Updated

Iraqi police on Tuesday unearthed two mass graves in the western city of Ramadi, with bodies of about 40 people killed by Islamic State militants during the militant Sunni group's reign of terror in the city, officials said.

The officials said IS militants who were captured and arrested after Iraqi forces routed the extremists from the Anbar provincial capital led authorities to the site of the mass graves, inside the city's soccer stadium.

Bodies of women and children were among those found in the two graves, along with bodies of men in civilian clothes, said the officials, speaking on condition of anonymity because they were not authorized to talk to reporters.

Ramadi, the provincial capital of Anbar, fell to IS in May, a major setback for U.S.-allied Iraqi forces at the time. It was liberated in December.

There have been many instances of mass graves being uncovered in territory wrested from IS militants in Iraq and Syria — thousands of people have been killed in summary and extrajudicial killings by the Sunni militants and the graves have been a dark testimony to the group's brutality.

In June 2014, some 1,700 Iraqi soldiers were captured and then killed by IS militants when they overran Saddam Hussein's hometown of Tikrit. At the time, the soldiers were trying to flee from Camp Speicher, a nearby army base where they were deployed.

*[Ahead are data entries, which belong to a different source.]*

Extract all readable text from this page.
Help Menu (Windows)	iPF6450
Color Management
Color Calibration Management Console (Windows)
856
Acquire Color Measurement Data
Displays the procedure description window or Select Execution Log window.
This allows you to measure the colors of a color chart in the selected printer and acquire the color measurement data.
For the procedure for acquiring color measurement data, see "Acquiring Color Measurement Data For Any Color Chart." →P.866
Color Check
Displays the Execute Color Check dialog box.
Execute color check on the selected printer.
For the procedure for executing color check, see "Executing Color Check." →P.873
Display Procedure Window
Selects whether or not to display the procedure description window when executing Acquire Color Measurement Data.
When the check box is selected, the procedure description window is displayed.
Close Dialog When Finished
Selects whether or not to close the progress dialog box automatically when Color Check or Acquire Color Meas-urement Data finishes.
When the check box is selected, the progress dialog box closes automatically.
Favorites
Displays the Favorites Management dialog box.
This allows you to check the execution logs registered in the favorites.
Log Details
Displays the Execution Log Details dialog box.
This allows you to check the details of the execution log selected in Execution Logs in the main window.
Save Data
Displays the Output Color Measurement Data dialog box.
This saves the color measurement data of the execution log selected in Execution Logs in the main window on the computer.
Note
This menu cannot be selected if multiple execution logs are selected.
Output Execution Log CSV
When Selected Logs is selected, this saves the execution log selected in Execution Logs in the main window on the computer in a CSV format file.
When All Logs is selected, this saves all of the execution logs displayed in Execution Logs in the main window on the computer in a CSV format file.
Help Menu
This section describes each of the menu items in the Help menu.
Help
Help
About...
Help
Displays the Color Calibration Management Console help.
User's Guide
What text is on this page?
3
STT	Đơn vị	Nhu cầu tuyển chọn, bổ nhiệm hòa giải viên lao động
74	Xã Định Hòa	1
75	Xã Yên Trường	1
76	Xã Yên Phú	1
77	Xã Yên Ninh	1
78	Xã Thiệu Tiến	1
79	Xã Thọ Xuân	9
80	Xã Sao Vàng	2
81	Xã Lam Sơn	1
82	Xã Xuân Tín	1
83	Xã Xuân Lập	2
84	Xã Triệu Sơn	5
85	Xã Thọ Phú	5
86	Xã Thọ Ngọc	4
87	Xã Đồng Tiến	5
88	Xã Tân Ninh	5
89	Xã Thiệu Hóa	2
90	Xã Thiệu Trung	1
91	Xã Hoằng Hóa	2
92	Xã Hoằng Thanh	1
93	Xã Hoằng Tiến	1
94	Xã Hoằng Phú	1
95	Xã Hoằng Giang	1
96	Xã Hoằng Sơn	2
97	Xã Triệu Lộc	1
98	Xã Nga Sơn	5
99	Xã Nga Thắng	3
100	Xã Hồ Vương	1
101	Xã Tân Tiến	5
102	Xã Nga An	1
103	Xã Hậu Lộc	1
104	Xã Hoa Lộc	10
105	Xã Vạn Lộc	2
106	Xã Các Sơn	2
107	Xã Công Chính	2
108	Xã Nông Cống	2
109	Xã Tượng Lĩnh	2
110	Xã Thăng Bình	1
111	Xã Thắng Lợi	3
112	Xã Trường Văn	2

Mass graves with hundreds of Iraqi soldiers' bodies were found after the city was liberated in April 2015.

In December, the U.N. human rights office in Iraq said it received reports of 16 mass graves discovered near the town of Sinjar after it was liberated from the Islamic State group the previous month.

Among the first mass graves uncovered in Sinjar — within days of IS forces being pushed out of the town — was one near the town's center that has been estimated to contain the bodies of 78 elderly women, and another, about 15 kilometers (10 miles) outside of Sinjar, with between 50 and 60 bodies of men, women and children.

The U.N. uses the term mass grave to refer to a location where three or more victims of what the world body defines as extra-judicial, summary or arbitrary executions are buried — not those who have been killed in combat, attacks such as bombings or armed confrontation.